Kit needed to search no farther. He knew what had happened. Jerry must have been in the lead, traveling down the Vermilion River and up the course of Great Owl Run with Hell Bent only a mile or so, a couple of hours, behind. Jerry could have had no warning that he was being followed. Tired out after bucking the blizzard all day he had crept into the bunk with his clothes on, rolled up in Grandfather Tearl’s blankets, and slept.

It did not take a morbid imagination to visualize the rest. The second man arrived stealthily under the cover of the storm. He would have paused outside for a moment to remove his waffle-meshed snowshoes. Then he tiptoed into the gloomy cabin, pausing to listen and searched out the location of the bunk.

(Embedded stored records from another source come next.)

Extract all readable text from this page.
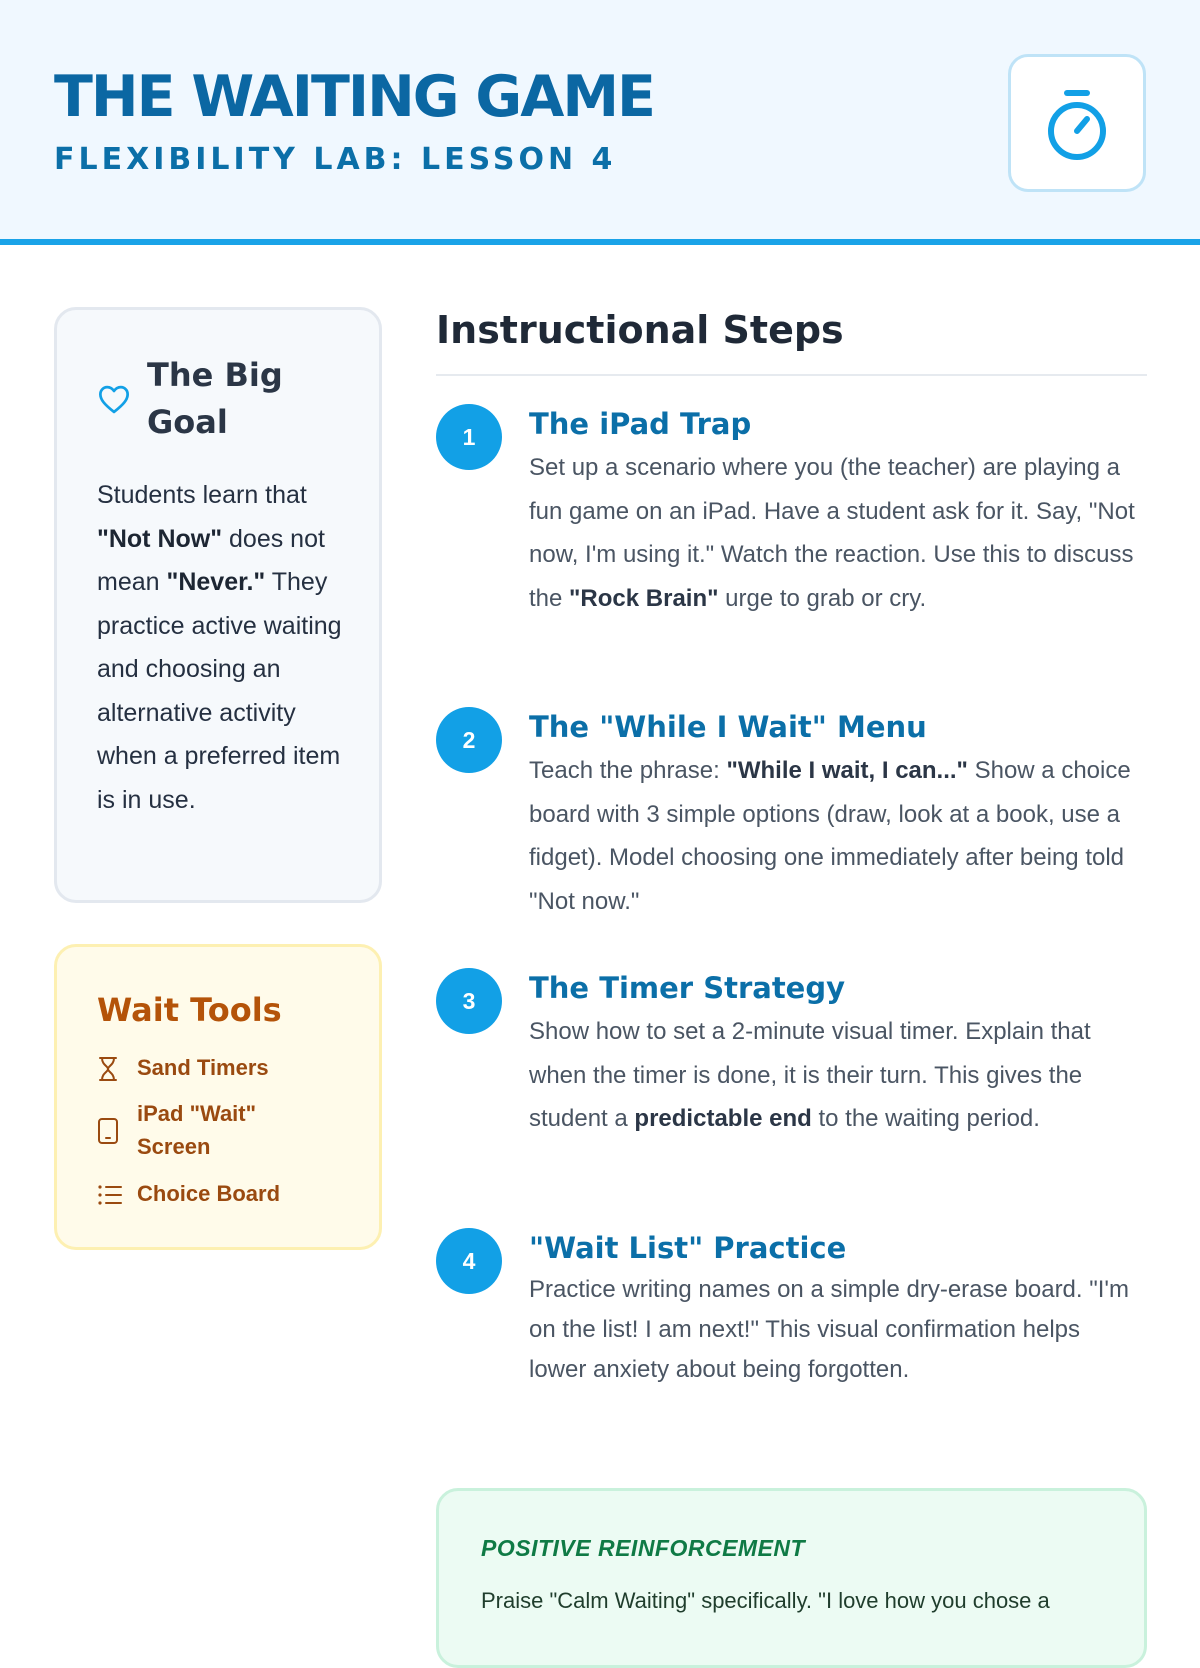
THE WAITING GAME
FLEXIBILITY LAB: LESSON 4
The Big Goal
Students learn that "Not Now" does not mean "Never." They practice active waiting and choosing an alternative activity when a preferred item is in use.
Wait Tools
Sand Timers
iPad "Wait" Screen
Choice Board
Instructional Steps
1	The iPad Trap
Set up a scenario where you (the teacher) are playing a fun game on an iPad. Have a student ask for it. Say, "Not now, I'm using it." Watch the reaction. Use this to discuss the "Rock Brain" urge to grab or cry.
2	The "While I Wait" Menu
Teach the phrase: "While I wait, I can..." Show a choice board with 3 simple options (draw, look at a book, use a fidget). Model choosing one immediately after being told "Not now."
3	The Timer Strategy
Show how to set a 2-minute visual timer. Explain that when the timer is done, it is their turn. This gives the student a predictable end to the waiting period.
4	"Wait List" Practice
Practice writing names on a simple dry-erase board. "I'm on the list! I am next!" This visual confirmation helps lower anxiety about being forgotten.
POSITIVE REINFORCEMENT
Praise "Calm Waiting" specifically. "I love how you chose a
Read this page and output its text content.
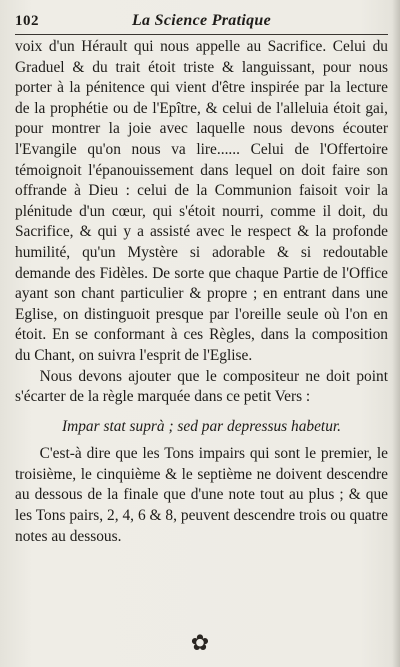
102	La Science Pratique

voix d'un Hérault qui nous appelle au Sacrifice. Celui du Graduel & du trait étoit triste & languissant, pour nous porter à la pénitence qui vient d'être inspirée par la lecture de la prophétie ou de l'Epître, & celui de l'alleluia étoit gai, pour montrer la joie avec laquelle nous devons écouter l'Evangile qu'on nous va lire...... Celui de l'Offertoire témoignoit l'épanouissement dans lequel on doit faire son offrande à Dieu : celui de la Communion faisoit voir la plénitude d'un cœur, qui s'étoit nourri, comme il doit, du Sacrifice, & qui y a assisté avec le respect & la profonde humilité, qu'un Mystère si adorable & si redoutable demande des Fidèles. De sorte que chaque Partie de l'Office ayant son chant particulier & propre ; en entrant dans une Eglise, on distinguoit presque par l'oreille seule où l'on en étoit. En se conformant à ces Règles, dans la composition du Chant, on suivra l'esprit de l'Eglise.

Nous devons ajouter que le compositeur ne doit point s'écarter de la règle marquée dans ce petit Vers :

Impar stat suprà ; sed par depressus habetur.

C'est-à dire que les Tons impairs qui sont le premier, le troisième, le cinquième & le septième ne doivent descendre au dessous de la finale que d'une note tout au plus ; & que les Tons pairs, 2, 4, 6 & 8, peuvent descendre trois ou quatre notes au dessous.

✿
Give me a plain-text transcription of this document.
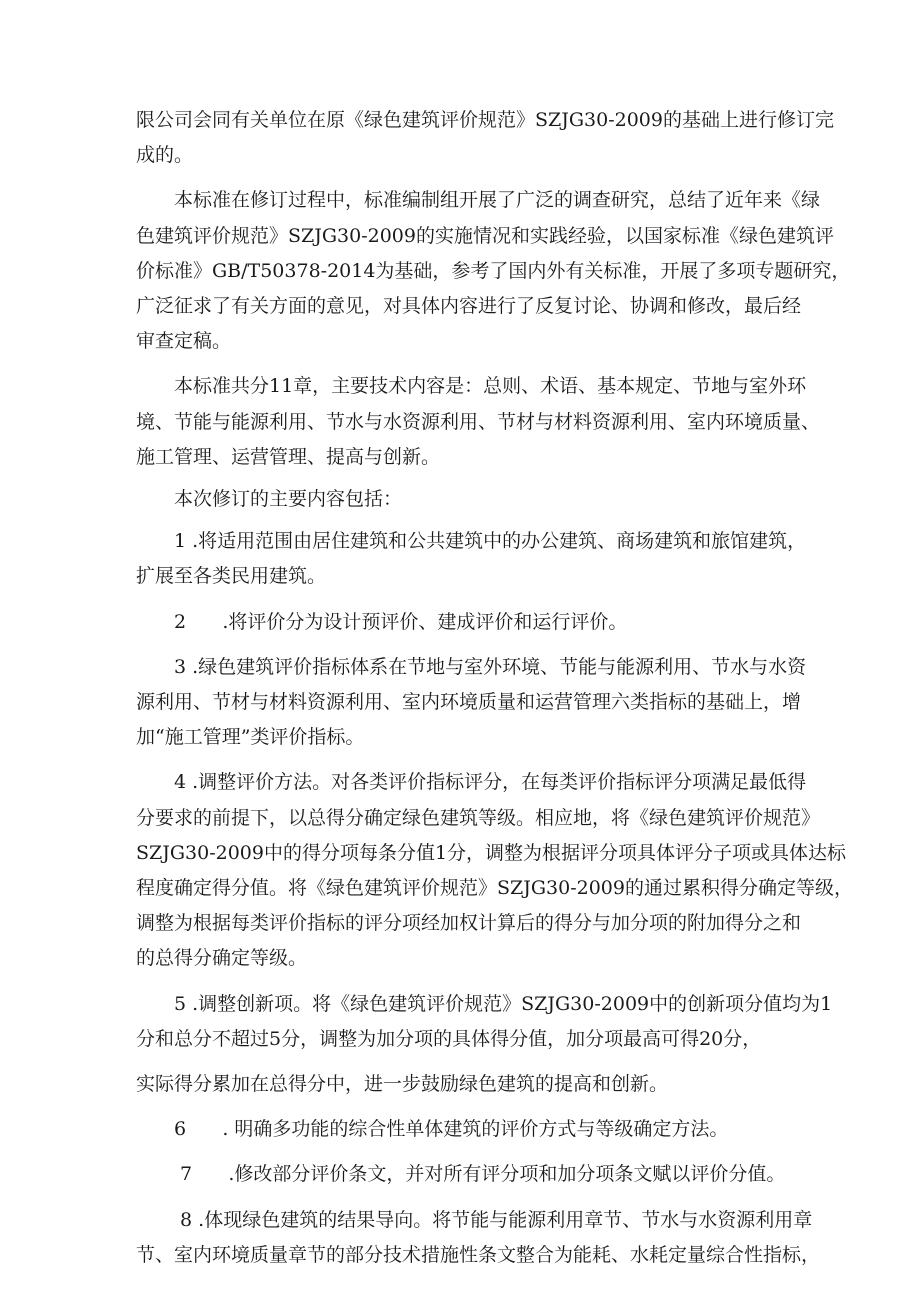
限公司会同有关单位在原《绿色建筑评价规范》SZJG30-2009的基础上进行修订完
成的。

本标准在修订过程中，标准编制组开展了广泛的调查研究，总结了近年来《绿
色建筑评价规范》SZJG30-2009的实施情况和实践经验，以国家标准《绿色建筑评
价标准》GB/T50378-2014为基础，参考了国内外有关标准，开展了多项专题研究，
广泛征求了有关方面的意见，对具体内容进行了反复讨论、协调和修改，最后经
审查定稿。

本标准共分11章，主要技术内容是：总则、术语、基本规定、节地与室外环
境、节能与能源利用、节水与水资源利用、节材与材料资源利用、室内环境质量、
施工管理、运营管理、提高与创新。

本次修订的主要内容包括：

1 .将适用范围由居住建筑和公共建筑中的办公建筑、商场建筑和旅馆建筑，
扩展至各类民用建筑。

2      .将评价分为设计预评价、建成评价和运行评价。

3 .绿色建筑评价指标体系在节地与室外环境、节能与能源利用、节水与水资
源利用、节材与材料资源利用、室内环境质量和运营管理六类指标的基础上，增
加“施工管理”类评价指标。

4 .调整评价方法。对各类评价指标评分，在每类评价指标评分项满足最低得
分要求的前提下，以总得分确定绿色建筑等级。相应地，将《绿色建筑评价规范》
SZJG30-2009中的得分项每条分值1分，调整为根据评分项具体评分子项或具体达标
程度确定得分值。将《绿色建筑评价规范》SZJG30-2009的通过累积得分确定等级，
调整为根据每类评价指标的评分项经加权计算后的得分与加分项的附加得分之和
的总得分确定等级。

5 .调整创新项。将《绿色建筑评价规范》SZJG30-2009中的创新项分值均为1
分和总分不超过5分，调整为加分项的具体得分值，加分项最高可得20分，

实际得分累加在总得分中，进一步鼓励绿色建筑的提高和创新。

6      . 明确多功能的综合性单体建筑的评价方式与等级确定方法。

7      .修改部分评价条文，并对所有评分项和加分项条文赋以评价分值。

8 .体现绿色建筑的结果导向。将节能与能源利用章节、节水与水资源利用章
节、室内环境质量章节的部分技术措施性条文整合为能耗、水耗定量综合性指标，
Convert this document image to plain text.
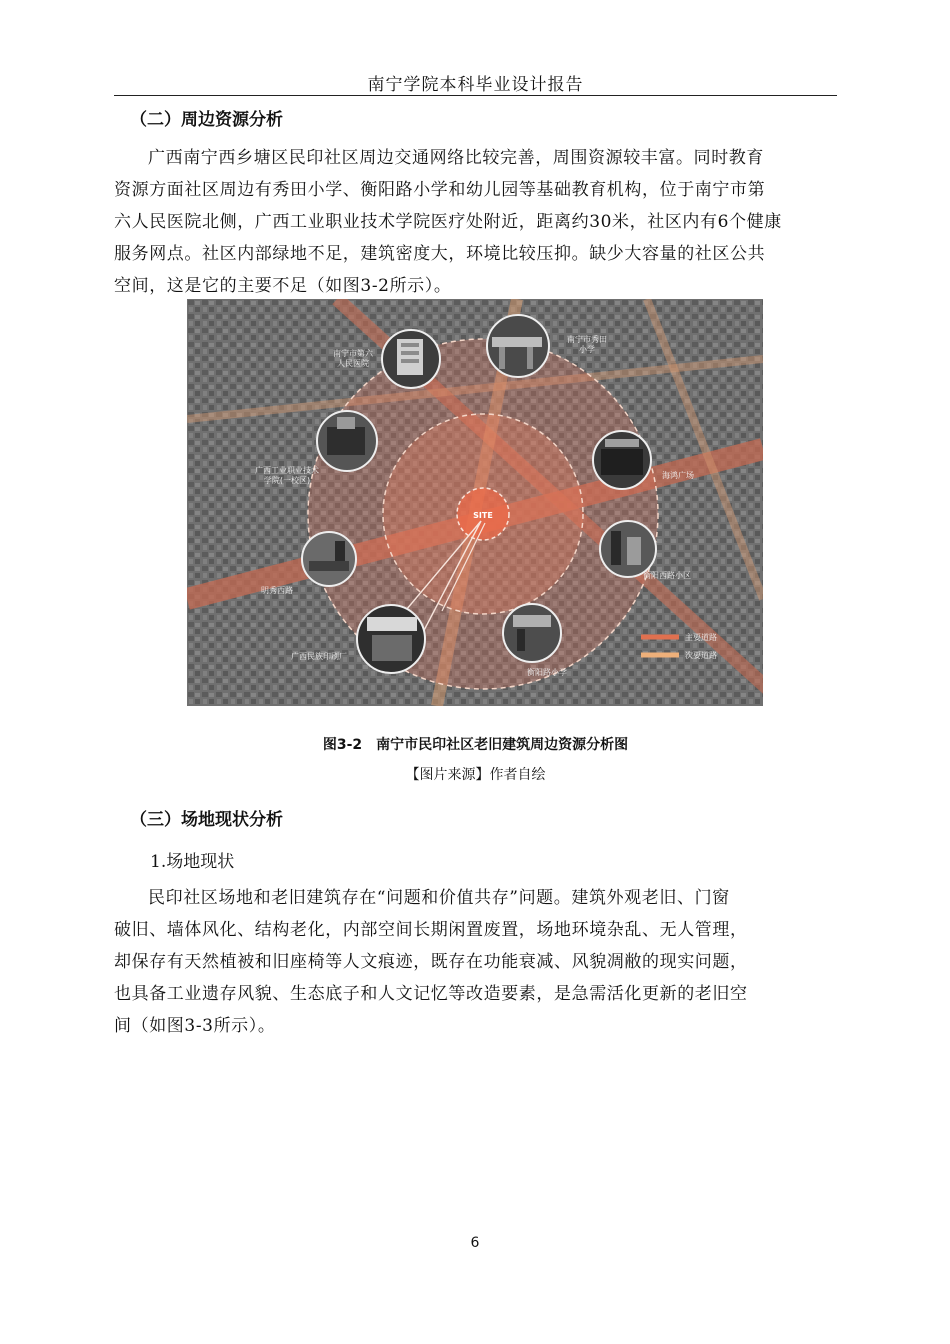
南宁学院本科毕业设计报告
（二）周边资源分析
广西南宁西乡塘区民印社区周边交通网络比较完善，周围资源较丰富。同时教育
资源方面社区周边有秀田小学、衡阳路小学和幼儿园等基础教育机构，位于南宁市第
六人民医院北侧，广西工业职业技术学院医疗处附近，距离约30米，社区内有6个健康
服务网点。社区内部绿地不足，建筑密度大，环境比较压抑。缺少大容量的社区公共
空间，这是它的主要不足（如图3-2所示）。
SITE
南宁市第六人民医院
南宁市秀田小学
广西工业职业技术学院(一校区)
海鸿广场
衡阳西路小区
明秀西路
衡阳路小学
广西民族印刷厂
主要道路
次要道路
图3-2　南宁市民印社区老旧建筑周边资源分析图
【图片来源】作者自绘
（三）场地现状分析
1.场地现状
民印社区场地和老旧建筑存在“问题和价值共存”问题。建筑外观老旧、门窗
破旧、墙体风化、结构老化，内部空间长期闲置废置，场地环境杂乱、无人管理，
却保存有天然植被和旧座椅等人文痕迹，既存在功能衰减、风貌凋敝的现实问题，
也具备工业遗存风貌、生态底子和人文记忆等改造要素，是急需活化更新的老旧空
间（如图3-3所示）。
6
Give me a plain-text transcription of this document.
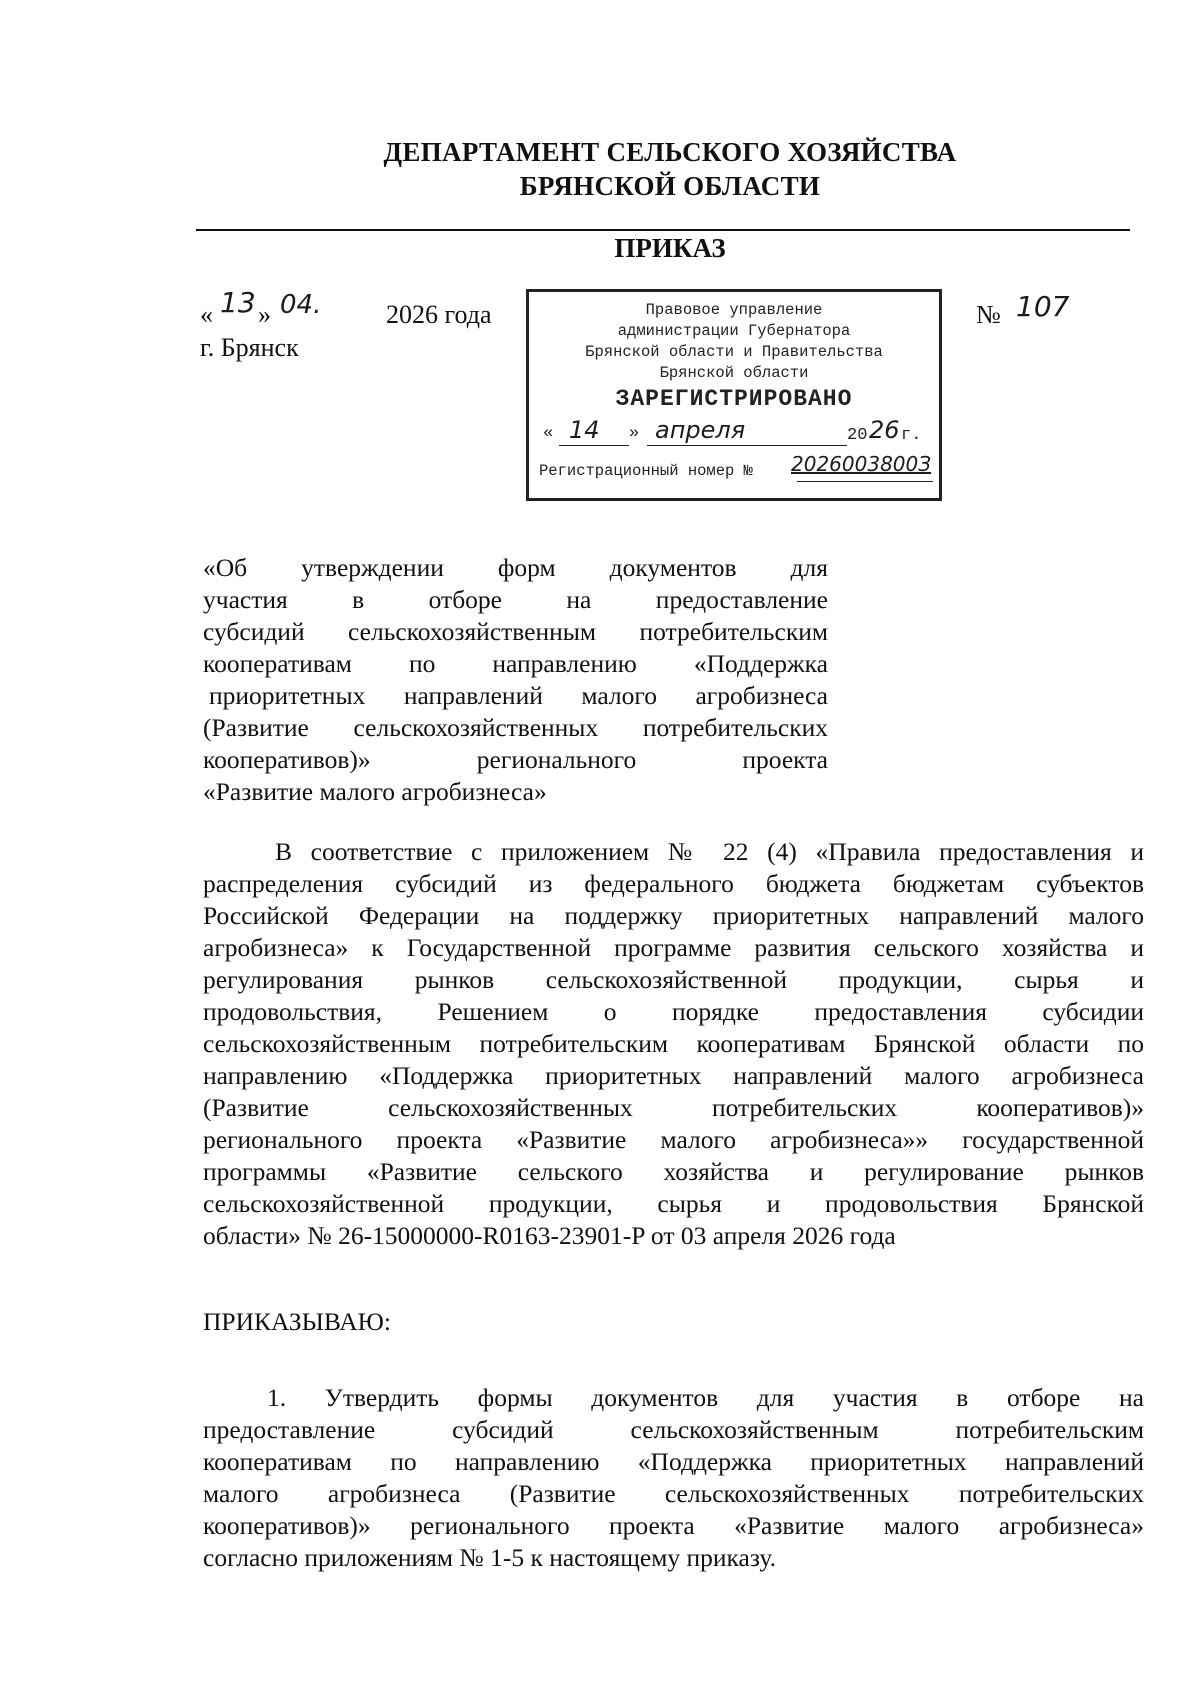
ДЕПАРТАМЕНТ СЕЛЬСКОГО ХОЗЯЙСТВА
БРЯНСКОЙ ОБЛАСТИ
ПРИКАЗ
« 13 » 04. 2026 года
г. Брянск
№ 107
Правовое управление
администрации Губернатора
Брянской области и Правительства
Брянской области
ЗАРЕГИСТРИРОВАНО
« 14 » апреля	20 26 г.
Регистрационный номер № 2026003800З
«Об утверждении форм документов для
участия в отборе на предоставление
субсидий сельскохозяйственным потребительским
кооперативам по направлению «Поддержка
приоритетных направлений малого агробизнеса
(Развитие сельскохозяйственных потребительских
кооперативов)» регионального проекта
«Развитие малого агробизнеса»
В соответствие с приложением № 22 (4) «Правила предоставления и
распределения субсидий из федерального бюджета бюджетам субъектов
Российской Федерации на поддержку приоритетных направлений малого
агробизнеса» к Государственной программе развития сельского хозяйства и
регулирования рынков сельскохозяйственной продукции, сырья и
продовольствия, Решением о порядке предоставления субсидии
сельскохозяйственным потребительским кооперативам Брянской области по
направлению «Поддержка приоритетных направлений малого агробизнеса
(Развитие сельскохозяйственных потребительских кооперативов)»
регионального проекта «Развитие малого агробизнеса»» государственной
программы «Развитие сельского хозяйства и регулирование рынков
сельскохозяйственной продукции, сырья и продовольствия Брянской
области» № 26-15000000-R0163-23901-P от 03 апреля 2026 года
ПРИКАЗЫВАЮ:
1. Утвердить формы документов для участия в отборе на
предоставление субсидий сельскохозяйственным потребительским
кооперативам по направлению «Поддержка приоритетных направлений
малого агробизнеса (Развитие сельскохозяйственных потребительских
кооперативов)» регионального проекта «Развитие малого агробизнеса»
согласно приложениям № 1-5 к настоящему приказу.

Probably the rats squeaked and scuttled away in the rafters. Silence after that, save for the sighing of the cabin and the breathing of the sleeping man. A furtive approach; a shot fired at close range. Utter quiet then. Only the wind drawing softly through the cabin roof.

The valiant, resourceful Jerry had been caught asleep with his boots on.

Kit could visualize only too vividly the subsequent horrors: the stripping off of blanket and shirt, the search of pockets; a limp shape toppled off the bunk, dragged across the snowy floor, boosted to the window sill and dumped overside. A plummet-like drop, a cold splash in the darkness below.

Kitchener’s gun was in his hand, but he was not thinking of himself or of lurking dangers. He was staring in direful fascination at the black window opening, hearing only the swirl and gurgle of Great Owl Run, the downpouring waters that ran under ice to empty their flotsam at last into the frozen wastes of Queen Maud Sea.